Perlawanan tidak melulu soal diam atau melahirkan perubahan signifikan. Kadangkala perlawanan terberat adalah bersetia pada sesuatu hal yang berada di luar kita, di luar ingin, di luar kehendak, di luar rencana, dan di luar semua yang tiba-tiba. Ada perlawanan dari diri sendiri atau pada diri sendiri maupun orang lain. Dalam perlawanan, kita mencari, kita percaya, dan mungkin jika beruntung, kita menemukan. Satu dari antara kita menyebutnya iman. 31 Oktober adalah Hari Reformasi Gereja, mengingat perkataan Luther, dalam tesisnya, ia menyandarkan keimanannya pada perkatan Paulus dalam Alkitab: “The Righteous Shall Live by Faith.” Dalam kata-kata, Luther menuliskan kegelishannya untuk memahami Surat Paulus kepada orang Roma tentang keadilan Allah. Memahami bahwa dirinya adalah orang berdosa dengan segala pergumulan nurani, dan seorang pengikut yang setia. “Therefore, I did not love a just and angry God, but rather hated and murmured against him” (Maka dari itu, saya tidak mencintai Tuhan yang ‘adil’ dan ‘marah’, melainkan marah dan menggerutu padanya).
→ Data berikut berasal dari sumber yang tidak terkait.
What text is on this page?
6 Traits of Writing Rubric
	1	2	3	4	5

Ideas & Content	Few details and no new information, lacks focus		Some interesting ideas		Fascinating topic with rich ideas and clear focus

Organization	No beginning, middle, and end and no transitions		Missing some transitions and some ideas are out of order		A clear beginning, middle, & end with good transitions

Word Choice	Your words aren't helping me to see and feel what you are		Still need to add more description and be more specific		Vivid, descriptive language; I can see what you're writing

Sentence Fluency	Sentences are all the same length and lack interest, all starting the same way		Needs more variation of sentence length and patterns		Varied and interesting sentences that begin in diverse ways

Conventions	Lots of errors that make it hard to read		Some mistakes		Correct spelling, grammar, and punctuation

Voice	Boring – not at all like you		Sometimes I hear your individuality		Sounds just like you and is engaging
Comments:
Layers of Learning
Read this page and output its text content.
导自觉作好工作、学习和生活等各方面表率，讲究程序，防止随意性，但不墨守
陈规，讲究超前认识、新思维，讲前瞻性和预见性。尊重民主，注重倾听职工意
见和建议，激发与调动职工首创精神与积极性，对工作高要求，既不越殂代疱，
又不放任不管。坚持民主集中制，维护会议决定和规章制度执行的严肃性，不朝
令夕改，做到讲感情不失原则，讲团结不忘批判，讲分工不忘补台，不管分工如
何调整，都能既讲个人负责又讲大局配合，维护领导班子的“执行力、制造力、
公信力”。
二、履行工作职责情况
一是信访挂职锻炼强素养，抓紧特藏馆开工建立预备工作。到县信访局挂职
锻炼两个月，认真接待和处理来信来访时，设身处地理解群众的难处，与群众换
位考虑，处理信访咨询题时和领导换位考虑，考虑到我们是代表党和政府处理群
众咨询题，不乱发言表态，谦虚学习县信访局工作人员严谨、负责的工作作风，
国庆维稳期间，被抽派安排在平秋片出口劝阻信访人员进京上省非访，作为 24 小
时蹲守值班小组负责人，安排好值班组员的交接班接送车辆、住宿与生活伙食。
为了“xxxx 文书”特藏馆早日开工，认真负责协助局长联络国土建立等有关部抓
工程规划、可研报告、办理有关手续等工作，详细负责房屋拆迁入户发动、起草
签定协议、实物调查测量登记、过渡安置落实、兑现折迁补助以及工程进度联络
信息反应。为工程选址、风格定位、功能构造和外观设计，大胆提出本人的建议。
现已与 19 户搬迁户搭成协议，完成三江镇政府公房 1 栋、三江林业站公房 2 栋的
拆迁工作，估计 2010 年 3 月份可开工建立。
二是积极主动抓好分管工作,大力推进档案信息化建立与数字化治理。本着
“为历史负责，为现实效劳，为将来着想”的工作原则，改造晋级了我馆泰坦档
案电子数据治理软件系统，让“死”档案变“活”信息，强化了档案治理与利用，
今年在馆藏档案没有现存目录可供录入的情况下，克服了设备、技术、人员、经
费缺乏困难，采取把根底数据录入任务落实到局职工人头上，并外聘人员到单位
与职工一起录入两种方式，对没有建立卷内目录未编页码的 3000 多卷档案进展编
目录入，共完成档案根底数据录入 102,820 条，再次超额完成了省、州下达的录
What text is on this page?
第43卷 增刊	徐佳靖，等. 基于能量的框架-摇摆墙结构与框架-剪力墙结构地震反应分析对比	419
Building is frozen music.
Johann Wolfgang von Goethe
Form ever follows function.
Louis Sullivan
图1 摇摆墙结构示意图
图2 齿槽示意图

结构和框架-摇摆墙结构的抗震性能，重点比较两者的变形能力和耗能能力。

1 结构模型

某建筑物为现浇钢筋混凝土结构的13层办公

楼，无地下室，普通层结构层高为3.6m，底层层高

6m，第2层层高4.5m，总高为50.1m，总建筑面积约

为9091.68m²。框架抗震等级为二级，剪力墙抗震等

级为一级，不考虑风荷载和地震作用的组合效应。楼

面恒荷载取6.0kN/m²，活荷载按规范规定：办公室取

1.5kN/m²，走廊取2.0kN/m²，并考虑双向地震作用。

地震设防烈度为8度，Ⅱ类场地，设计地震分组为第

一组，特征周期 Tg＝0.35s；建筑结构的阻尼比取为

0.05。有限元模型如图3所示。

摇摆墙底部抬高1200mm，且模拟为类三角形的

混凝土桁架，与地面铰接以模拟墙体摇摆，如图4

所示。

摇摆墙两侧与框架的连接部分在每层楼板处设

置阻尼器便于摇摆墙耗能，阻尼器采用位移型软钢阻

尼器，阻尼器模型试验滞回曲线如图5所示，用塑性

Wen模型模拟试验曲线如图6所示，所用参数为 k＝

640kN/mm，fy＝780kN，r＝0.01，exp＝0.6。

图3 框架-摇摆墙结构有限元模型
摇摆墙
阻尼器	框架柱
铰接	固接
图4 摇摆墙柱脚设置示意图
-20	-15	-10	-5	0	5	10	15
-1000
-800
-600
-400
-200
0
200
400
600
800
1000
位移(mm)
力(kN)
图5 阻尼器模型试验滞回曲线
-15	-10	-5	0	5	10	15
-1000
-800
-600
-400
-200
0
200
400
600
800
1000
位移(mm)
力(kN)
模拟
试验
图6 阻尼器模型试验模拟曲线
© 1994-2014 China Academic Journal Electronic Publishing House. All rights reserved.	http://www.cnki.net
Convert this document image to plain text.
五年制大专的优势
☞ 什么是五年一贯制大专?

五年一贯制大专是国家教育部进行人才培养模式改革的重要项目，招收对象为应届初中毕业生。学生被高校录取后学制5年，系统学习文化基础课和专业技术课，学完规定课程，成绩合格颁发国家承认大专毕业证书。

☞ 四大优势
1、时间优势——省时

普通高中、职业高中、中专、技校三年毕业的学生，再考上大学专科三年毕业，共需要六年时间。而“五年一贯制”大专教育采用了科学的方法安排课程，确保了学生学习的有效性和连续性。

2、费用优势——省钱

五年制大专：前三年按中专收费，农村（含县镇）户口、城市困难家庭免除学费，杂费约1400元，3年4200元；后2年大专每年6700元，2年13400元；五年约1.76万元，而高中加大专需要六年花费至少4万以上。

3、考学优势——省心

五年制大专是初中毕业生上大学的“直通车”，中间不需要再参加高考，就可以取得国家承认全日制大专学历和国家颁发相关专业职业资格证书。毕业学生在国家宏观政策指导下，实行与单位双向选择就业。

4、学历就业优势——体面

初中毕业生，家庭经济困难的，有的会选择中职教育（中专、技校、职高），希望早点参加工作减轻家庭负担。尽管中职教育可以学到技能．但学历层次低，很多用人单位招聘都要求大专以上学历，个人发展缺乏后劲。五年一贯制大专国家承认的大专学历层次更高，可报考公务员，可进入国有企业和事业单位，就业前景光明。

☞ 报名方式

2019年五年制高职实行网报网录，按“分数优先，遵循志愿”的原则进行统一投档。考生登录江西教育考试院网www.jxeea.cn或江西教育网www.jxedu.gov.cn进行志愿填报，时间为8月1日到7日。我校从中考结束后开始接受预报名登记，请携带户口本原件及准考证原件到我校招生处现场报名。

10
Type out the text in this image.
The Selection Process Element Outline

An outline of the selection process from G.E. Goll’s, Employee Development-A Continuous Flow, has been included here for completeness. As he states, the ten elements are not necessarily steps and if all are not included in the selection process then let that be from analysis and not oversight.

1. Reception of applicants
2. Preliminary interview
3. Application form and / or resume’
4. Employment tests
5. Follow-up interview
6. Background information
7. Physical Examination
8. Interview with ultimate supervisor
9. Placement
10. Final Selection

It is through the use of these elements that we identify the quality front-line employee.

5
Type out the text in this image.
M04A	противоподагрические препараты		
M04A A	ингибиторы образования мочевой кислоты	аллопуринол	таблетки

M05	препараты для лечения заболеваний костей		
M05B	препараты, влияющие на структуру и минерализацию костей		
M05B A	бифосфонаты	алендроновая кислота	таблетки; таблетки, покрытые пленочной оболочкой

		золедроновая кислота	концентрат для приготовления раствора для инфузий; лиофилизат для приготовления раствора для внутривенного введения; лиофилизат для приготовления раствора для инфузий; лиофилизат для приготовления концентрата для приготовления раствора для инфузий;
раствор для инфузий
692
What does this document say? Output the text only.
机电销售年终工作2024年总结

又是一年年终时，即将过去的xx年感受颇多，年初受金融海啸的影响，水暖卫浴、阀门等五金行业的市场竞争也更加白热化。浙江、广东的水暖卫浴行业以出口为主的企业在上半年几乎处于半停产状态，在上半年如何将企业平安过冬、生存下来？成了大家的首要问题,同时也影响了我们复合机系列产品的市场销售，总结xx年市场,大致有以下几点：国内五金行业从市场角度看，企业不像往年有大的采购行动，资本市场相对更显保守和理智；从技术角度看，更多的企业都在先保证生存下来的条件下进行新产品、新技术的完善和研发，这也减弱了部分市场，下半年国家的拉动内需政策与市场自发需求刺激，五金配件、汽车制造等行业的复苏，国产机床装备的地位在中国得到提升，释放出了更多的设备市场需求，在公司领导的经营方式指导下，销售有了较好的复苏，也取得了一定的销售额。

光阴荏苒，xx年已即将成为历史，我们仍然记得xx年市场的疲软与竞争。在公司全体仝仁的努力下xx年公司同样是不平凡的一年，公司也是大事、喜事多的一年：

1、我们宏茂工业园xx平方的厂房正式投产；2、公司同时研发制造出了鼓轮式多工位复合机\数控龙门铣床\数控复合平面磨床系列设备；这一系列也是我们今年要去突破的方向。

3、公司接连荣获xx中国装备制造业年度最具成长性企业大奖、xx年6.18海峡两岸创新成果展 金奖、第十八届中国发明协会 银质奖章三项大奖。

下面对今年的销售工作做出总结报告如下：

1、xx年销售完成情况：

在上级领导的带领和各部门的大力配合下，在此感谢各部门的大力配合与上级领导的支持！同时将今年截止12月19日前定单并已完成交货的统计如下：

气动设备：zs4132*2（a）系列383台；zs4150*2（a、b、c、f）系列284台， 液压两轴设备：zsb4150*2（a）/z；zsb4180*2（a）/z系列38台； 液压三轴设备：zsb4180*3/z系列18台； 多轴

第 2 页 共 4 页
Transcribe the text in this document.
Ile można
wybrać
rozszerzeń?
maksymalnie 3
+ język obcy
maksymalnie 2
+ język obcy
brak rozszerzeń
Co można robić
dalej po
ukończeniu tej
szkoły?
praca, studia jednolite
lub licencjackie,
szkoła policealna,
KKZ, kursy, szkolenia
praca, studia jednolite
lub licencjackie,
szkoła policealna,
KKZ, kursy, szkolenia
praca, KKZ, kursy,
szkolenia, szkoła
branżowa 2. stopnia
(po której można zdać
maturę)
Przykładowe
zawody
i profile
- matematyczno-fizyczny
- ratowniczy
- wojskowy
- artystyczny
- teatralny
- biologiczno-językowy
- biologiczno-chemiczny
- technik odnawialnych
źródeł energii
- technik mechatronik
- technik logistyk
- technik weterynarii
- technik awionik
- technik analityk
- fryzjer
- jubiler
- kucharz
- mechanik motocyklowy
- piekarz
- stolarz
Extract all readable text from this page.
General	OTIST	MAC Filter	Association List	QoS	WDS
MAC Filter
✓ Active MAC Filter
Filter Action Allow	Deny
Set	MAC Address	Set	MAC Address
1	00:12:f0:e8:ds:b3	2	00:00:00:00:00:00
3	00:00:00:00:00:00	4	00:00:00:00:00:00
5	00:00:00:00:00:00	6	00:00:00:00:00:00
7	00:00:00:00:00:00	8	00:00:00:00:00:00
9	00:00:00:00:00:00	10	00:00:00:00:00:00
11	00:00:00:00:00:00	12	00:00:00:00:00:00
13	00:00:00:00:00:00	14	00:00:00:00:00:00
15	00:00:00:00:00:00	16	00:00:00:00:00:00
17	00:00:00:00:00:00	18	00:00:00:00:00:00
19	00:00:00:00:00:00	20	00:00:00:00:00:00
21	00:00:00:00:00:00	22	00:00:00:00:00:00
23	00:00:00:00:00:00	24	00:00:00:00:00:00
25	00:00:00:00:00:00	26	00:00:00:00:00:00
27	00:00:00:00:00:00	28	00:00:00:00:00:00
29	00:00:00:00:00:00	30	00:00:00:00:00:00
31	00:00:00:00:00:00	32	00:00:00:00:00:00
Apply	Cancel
Luther menarasikan perlawanannya sebagai sebuah upaya menerenungi, memahami tidak langsung pada konklusi, tapi membiarkannya melesap pada kata ‘iman’ – yang mana kontestasi dan kontradiksi ‘marah’ dan ‘gerutu’ pada ‘keadilan Tuhan’ merupakan bagian tidak terpisahkan dalam ekspresi dan aksi belas kasihan dan kasih karunia.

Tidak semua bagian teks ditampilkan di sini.